Jury Finds Former Alaska Politician Guilty Of Bribery – Connections To VECO And Private Prison Company Cornell Industries Inc.

Who Says That God Does Not Have A Sense Of Humour?

Former Alaskan State Representative Thomas T. (Tom) Anderson was convicted on Monday by a jury of his peers for corruptly accepting money to influence the legislative process in favour of private prison company Cornell Industries Inc. He faces a sentence of up to 125 years in prison and ironically could end up in a prison run by Cornell.

Why It Matters To Barbados

Convicted politician Thomas Anderson was also corruptly in the pay of VECO – the same company that is building the new Barbados prison. You know… the one that is $200 million dollars over budget or so, depending upon which Barbados government minister is telling the lie on any given day.

A major FBI investigation into VECO has shown that bribery and political corruption are merely standard operating procedures used by that company. Anderson was the fourth person convicted so far in an ongoing investigation that hasn’t even started to scratch the surface of the corruption surrounding Alaska-based VECO.

Barbados Prison Is Hundreds Of Millions Of Dollars Over Budget – How Much Of That Is Due To VECO’s Corrupt Acts And Political Payoffs?

Every Barbados citizen knows that when you combine VECO’s top-down corporate culture of corruption with the political corruption and payoffs that are endemic to Barbados – the cost overrun on our new prison stinks to high heaven.

As we said in our previous article Barbados Prison Builder VECO To Be Sold – Will Court Actions Stop This Attempt To Shed Liability For VECO’s Corrupt Activities?

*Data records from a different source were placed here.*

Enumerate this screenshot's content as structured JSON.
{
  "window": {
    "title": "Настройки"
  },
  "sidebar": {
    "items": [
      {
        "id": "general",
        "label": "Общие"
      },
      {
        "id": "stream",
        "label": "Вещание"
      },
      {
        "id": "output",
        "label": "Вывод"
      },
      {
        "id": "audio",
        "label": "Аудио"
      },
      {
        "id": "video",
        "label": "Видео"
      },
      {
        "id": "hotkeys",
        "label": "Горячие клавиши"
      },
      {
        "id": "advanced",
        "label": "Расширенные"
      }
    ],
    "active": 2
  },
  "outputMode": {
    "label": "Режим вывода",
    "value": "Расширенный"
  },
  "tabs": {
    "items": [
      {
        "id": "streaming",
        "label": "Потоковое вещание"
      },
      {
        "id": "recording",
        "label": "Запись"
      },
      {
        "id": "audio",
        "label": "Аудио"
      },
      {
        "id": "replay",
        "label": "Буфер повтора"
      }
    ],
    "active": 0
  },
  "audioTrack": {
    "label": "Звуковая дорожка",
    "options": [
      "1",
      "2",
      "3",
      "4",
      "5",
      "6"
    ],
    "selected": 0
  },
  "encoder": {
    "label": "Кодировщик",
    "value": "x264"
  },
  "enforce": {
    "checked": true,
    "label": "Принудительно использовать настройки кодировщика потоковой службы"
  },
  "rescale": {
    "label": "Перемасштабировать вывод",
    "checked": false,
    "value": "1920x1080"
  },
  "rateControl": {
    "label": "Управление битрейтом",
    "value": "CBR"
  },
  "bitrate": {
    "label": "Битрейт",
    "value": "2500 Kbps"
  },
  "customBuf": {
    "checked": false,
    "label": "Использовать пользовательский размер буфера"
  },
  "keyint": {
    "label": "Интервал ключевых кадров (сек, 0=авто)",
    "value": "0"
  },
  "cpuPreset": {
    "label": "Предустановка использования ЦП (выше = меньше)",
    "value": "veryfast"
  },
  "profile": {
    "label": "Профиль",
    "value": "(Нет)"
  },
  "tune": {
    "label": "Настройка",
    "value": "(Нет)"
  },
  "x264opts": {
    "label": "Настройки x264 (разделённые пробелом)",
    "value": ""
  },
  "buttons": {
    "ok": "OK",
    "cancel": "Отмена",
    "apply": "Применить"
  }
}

Barbados Attorney General Dale Marshall was quick to absolve VECO of any corrupt activities for both the jail and the previous oil terminal project. Within days of the scandal breaking, the Attorney General held a press conference to say “Everything be jus fine wit dem nice honest people from VECO. Nothin to see here folks. Move along, move along.”

Yup, the AG was quick to absolve VECO: way too quick. Outrageously too quick in fact.

The FBI investigation is not even up to speed, there are hundreds of hours of secretly recorded conversations and thousands of pages of potential evidence that haven’t yet been revealed, more arrests to come and probably some public hearings – yet the Attorney General announces that he’s looked into everything in a morning meeting and it’s all clean.

It is not over until its over Mr. Marshall – and this investigation hasn’t even started to heat up.

There is a Barbados side to the VECO corruption investigation that is just waiting to see daylight… and when it does, oh boy!

Forbes: Former Alaska Lawmaker Guilty Of Bribery

2 Comments

Filed under Barbados, Politics & Corruption

2 responses to “Jury Finds Former Alaska Politician Guilty Of Bribery – Connections To VECO And Private Prison Company Cornell Industries Inc.

  1. Adrian Loveridge

    Two pleaded GUILTY and one more if found GUILTY.
    How many more will follow?

    And still the question has to be answered,
    why would the Government of Barbados contract a company that had no previous experience building prisons and that had been under FBI investigation from as early as 1989?

  2. Wishing in Vain

    Will a FBI investigation reach these shores to find out who they paid here for favours.